YÖK’le birlikte yabancı dille, yeni bilim alanlarında en iyi biçimde yetiştirdiklerimizi hızla kaybetmeye başladık. Birincilerin tümünü kapsayan, varış yerinde başarısı yüksek olan bu beyin göçü, gençlerin önceliği oldu. Ülkemiz ikincilerle yetinmek zorunda kaldı. Son yirmi yıl içinde bu göçü durdurmaya yönelik bir müjde Cumhurbaşkanı Erdoğan’dan gelmedi.
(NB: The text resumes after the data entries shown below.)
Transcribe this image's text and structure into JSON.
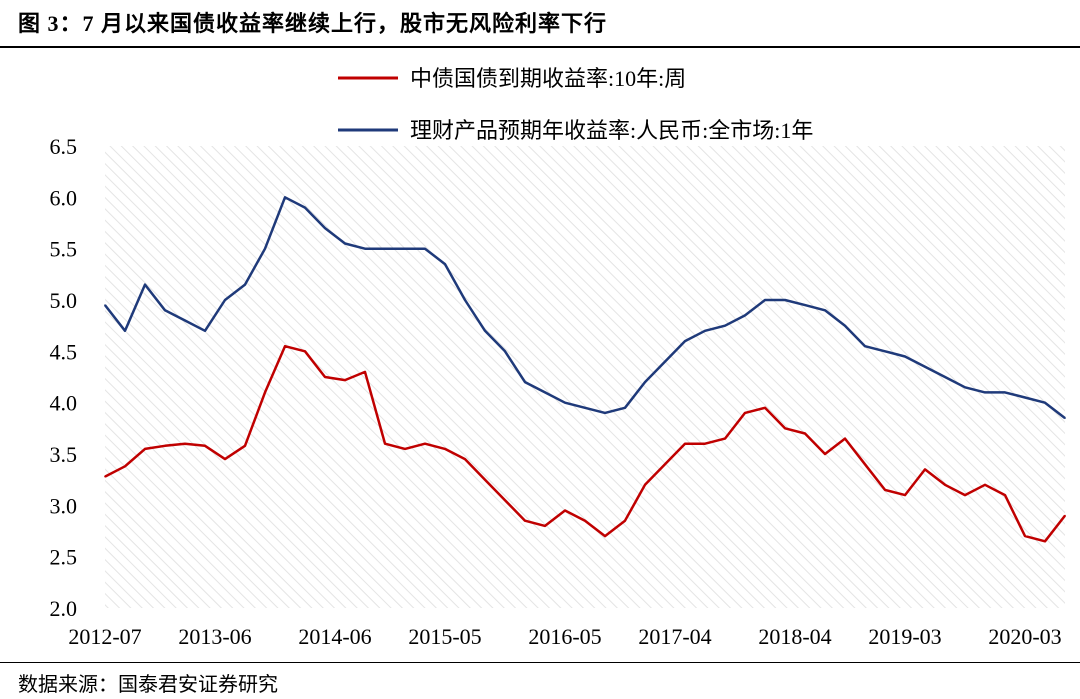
{
  "figure": {
    "title": "图 3：7 月以来国债收益率继续上行，股市无风险利率下行",
    "source": "数据来源：国泰君安证券研究"
  },
  "chart_data": {
    "type": "line",
    "xlabel": "",
    "ylabel": "",
    "x_tick_labels": [
      "2012-07",
      "2013-06",
      "2014-06",
      "2015-05",
      "2016-05",
      "2017-04",
      "2018-04",
      "2019-03",
      "2020-03"
    ],
    "y_tick_labels": [
      "2.0",
      "2.5",
      "3.0",
      "3.5",
      "4.0",
      "4.5",
      "5.0",
      "5.5",
      "6.0",
      "6.5"
    ],
    "ylim": [
      2.0,
      6.5
    ],
    "grid": "diagonal hatched plot background",
    "legend_position": "top",
    "x_domain": [
      "2012-07",
      "2020-07"
    ],
    "series": [
      {
        "name": "中债国债到期收益率:10年:周",
        "color": "#c00000",
        "points": [
          [
            "2012-07",
            3.28
          ],
          [
            "2012-09",
            3.38
          ],
          [
            "2012-11",
            3.55
          ],
          [
            "2013-01",
            3.58
          ],
          [
            "2013-03",
            3.6
          ],
          [
            "2013-05",
            3.58
          ],
          [
            "2013-07",
            3.45
          ],
          [
            "2013-09",
            3.58
          ],
          [
            "2013-11",
            4.1
          ],
          [
            "2014-01",
            4.55
          ],
          [
            "2014-03",
            4.5
          ],
          [
            "2014-05",
            4.25
          ],
          [
            "2014-07",
            4.22
          ],
          [
            "2014-09",
            4.3
          ],
          [
            "2014-11",
            3.6
          ],
          [
            "2015-01",
            3.55
          ],
          [
            "2015-03",
            3.6
          ],
          [
            "2015-05",
            3.55
          ],
          [
            "2015-07",
            3.45
          ],
          [
            "2015-09",
            3.25
          ],
          [
            "2015-11",
            3.05
          ],
          [
            "2016-01",
            2.85
          ],
          [
            "2016-03",
            2.8
          ],
          [
            "2016-05",
            2.95
          ],
          [
            "2016-07",
            2.85
          ],
          [
            "2016-09",
            2.7
          ],
          [
            "2016-11",
            2.85
          ],
          [
            "2017-01",
            3.2
          ],
          [
            "2017-03",
            3.4
          ],
          [
            "2017-05",
            3.6
          ],
          [
            "2017-07",
            3.6
          ],
          [
            "2017-09",
            3.65
          ],
          [
            "2017-11",
            3.9
          ],
          [
            "2018-01",
            3.95
          ],
          [
            "2018-03",
            3.75
          ],
          [
            "2018-05",
            3.7
          ],
          [
            "2018-07",
            3.5
          ],
          [
            "2018-09",
            3.65
          ],
          [
            "2018-11",
            3.4
          ],
          [
            "2019-01",
            3.15
          ],
          [
            "2019-03",
            3.1
          ],
          [
            "2019-05",
            3.35
          ],
          [
            "2019-07",
            3.2
          ],
          [
            "2019-09",
            3.1
          ],
          [
            "2019-11",
            3.2
          ],
          [
            "2020-01",
            3.1
          ],
          [
            "2020-03",
            2.7
          ],
          [
            "2020-05",
            2.65
          ],
          [
            "2020-07",
            2.9
          ]
        ]
      },
      {
        "name": "理财产品预期年收益率:人民币:全市场:1年",
        "color": "#1f3a7a",
        "points": [
          [
            "2012-07",
            4.95
          ],
          [
            "2012-09",
            4.7
          ],
          [
            "2012-11",
            5.15
          ],
          [
            "2013-01",
            4.9
          ],
          [
            "2013-03",
            4.8
          ],
          [
            "2013-05",
            4.7
          ],
          [
            "2013-07",
            5.0
          ],
          [
            "2013-09",
            5.15
          ],
          [
            "2013-11",
            5.5
          ],
          [
            "2014-01",
            6.0
          ],
          [
            "2014-03",
            5.9
          ],
          [
            "2014-05",
            5.7
          ],
          [
            "2014-07",
            5.55
          ],
          [
            "2014-09",
            5.5
          ],
          [
            "2014-11",
            5.5
          ],
          [
            "2015-01",
            5.5
          ],
          [
            "2015-03",
            5.5
          ],
          [
            "2015-05",
            5.35
          ],
          [
            "2015-07",
            5.0
          ],
          [
            "2015-09",
            4.7
          ],
          [
            "2015-11",
            4.5
          ],
          [
            "2016-01",
            4.2
          ],
          [
            "2016-03",
            4.1
          ],
          [
            "2016-05",
            4.0
          ],
          [
            "2016-07",
            3.95
          ],
          [
            "2016-09",
            3.9
          ],
          [
            "2016-11",
            3.95
          ],
          [
            "2017-01",
            4.2
          ],
          [
            "2017-03",
            4.4
          ],
          [
            "2017-05",
            4.6
          ],
          [
            "2017-07",
            4.7
          ],
          [
            "2017-09",
            4.75
          ],
          [
            "2017-11",
            4.85
          ],
          [
            "2018-01",
            5.0
          ],
          [
            "2018-03",
            5.0
          ],
          [
            "2018-05",
            4.95
          ],
          [
            "2018-07",
            4.9
          ],
          [
            "2018-09",
            4.75
          ],
          [
            "2018-11",
            4.55
          ],
          [
            "2019-01",
            4.5
          ],
          [
            "2019-03",
            4.45
          ],
          [
            "2019-05",
            4.35
          ],
          [
            "2019-07",
            4.25
          ],
          [
            "2019-09",
            4.15
          ],
          [
            "2019-11",
            4.1
          ],
          [
            "2020-01",
            4.1
          ],
          [
            "2020-03",
            4.05
          ],
          [
            "2020-05",
            4.0
          ],
          [
            "2020-07",
            3.85
          ]
        ]
      }
    ]
  }
}
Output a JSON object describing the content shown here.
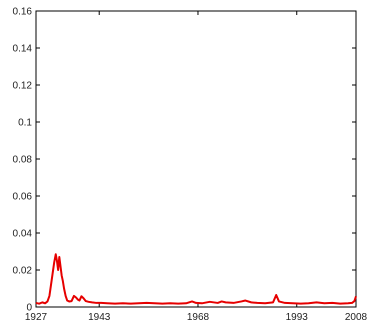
{
  "chart_data": {
    "type": "line",
    "title": "",
    "xlabel": "",
    "ylabel": "",
    "xlim": [
      1927,
      2008
    ],
    "ylim": [
      0,
      0.16
    ],
    "grid": false,
    "x_ticks": [
      "1927",
      "1943",
      "1968",
      "1993",
      "2008"
    ],
    "x_tick_values": [
      1927,
      1943,
      1968,
      1993,
      2008
    ],
    "y_ticks": [
      "0",
      "0.02",
      "0.04",
      "0.06",
      "0.08",
      "0.1",
      "0.12",
      "0.14",
      "0.16"
    ],
    "y_tick_values": [
      0,
      0.02,
      0.04,
      0.06,
      0.08,
      0.1,
      0.12,
      0.14,
      0.16
    ],
    "series": [
      {
        "color": "#e60000",
        "x": [
          1927,
          1927.8,
          1928.6,
          1929.3,
          1929.9,
          1930.4,
          1930.8,
          1931.2,
          1931.6,
          1932.0,
          1932.3,
          1932.6,
          1932.9,
          1933.2,
          1933.5,
          1933.8,
          1934.1,
          1934.5,
          1934.9,
          1935.4,
          1936.0,
          1936.6,
          1937.1,
          1937.6,
          1938.0,
          1938.5,
          1939.0,
          1939.6,
          1940.3,
          1941.2,
          1942.3,
          1943.5,
          1945,
          1947,
          1949,
          1951,
          1953,
          1955,
          1957,
          1959,
          1961,
          1963,
          1965,
          1966.5,
          1967.5,
          1969,
          1971,
          1973,
          1974,
          1975,
          1977,
          1979,
          1980,
          1981.5,
          1983,
          1985,
          1987,
          1987.8,
          1988.5,
          1990,
          1992,
          1994,
          1996,
          1998,
          2000,
          2002,
          2004,
          2006,
          2007,
          2007.6,
          2008
        ],
        "y": [
          0.0022,
          0.0018,
          0.0025,
          0.002,
          0.003,
          0.006,
          0.012,
          0.018,
          0.024,
          0.0285,
          0.025,
          0.02,
          0.027,
          0.022,
          0.017,
          0.014,
          0.01,
          0.006,
          0.0035,
          0.003,
          0.0032,
          0.006,
          0.0052,
          0.004,
          0.0035,
          0.0058,
          0.0048,
          0.0032,
          0.0028,
          0.0025,
          0.0022,
          0.0022,
          0.002,
          0.0018,
          0.002,
          0.0018,
          0.002,
          0.0022,
          0.002,
          0.0018,
          0.002,
          0.0018,
          0.002,
          0.003,
          0.0022,
          0.002,
          0.0028,
          0.0022,
          0.003,
          0.0025,
          0.0022,
          0.003,
          0.0035,
          0.0025,
          0.0022,
          0.002,
          0.0025,
          0.0065,
          0.003,
          0.0022,
          0.002,
          0.0018,
          0.002,
          0.0025,
          0.002,
          0.0022,
          0.0018,
          0.002,
          0.0022,
          0.0032,
          0.0058
        ]
      }
    ]
  }
}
Yoksulluğu bizden yaklaşık 200 yıl önce yaşayan İngiltere’de hem fakirlerin evlenmesine hem de çocuk sahibi olmalarına set çekildi. Daha anlamlısı bu ailelere verilen yardımlar öncesindeki söylem “İyi bir Hıristiyan iseniz, çalışınız! Bu yardımları almamaya gayret ediniz!” biçiminde olmuştu. Bizde yapılan ise çok iyi bir kayıt sistemiyle yoksul aileler oluşturulmuş, bunların yoksulluk düzeyinde yaşamlarını sürdürmelerine dini söylemle katkıda bulunma sürdürülmüştü. Üretim olmadan, yoksulluk çukurundan bu ailelerin nasıl çıkacağı hiç tartışılmamıştı.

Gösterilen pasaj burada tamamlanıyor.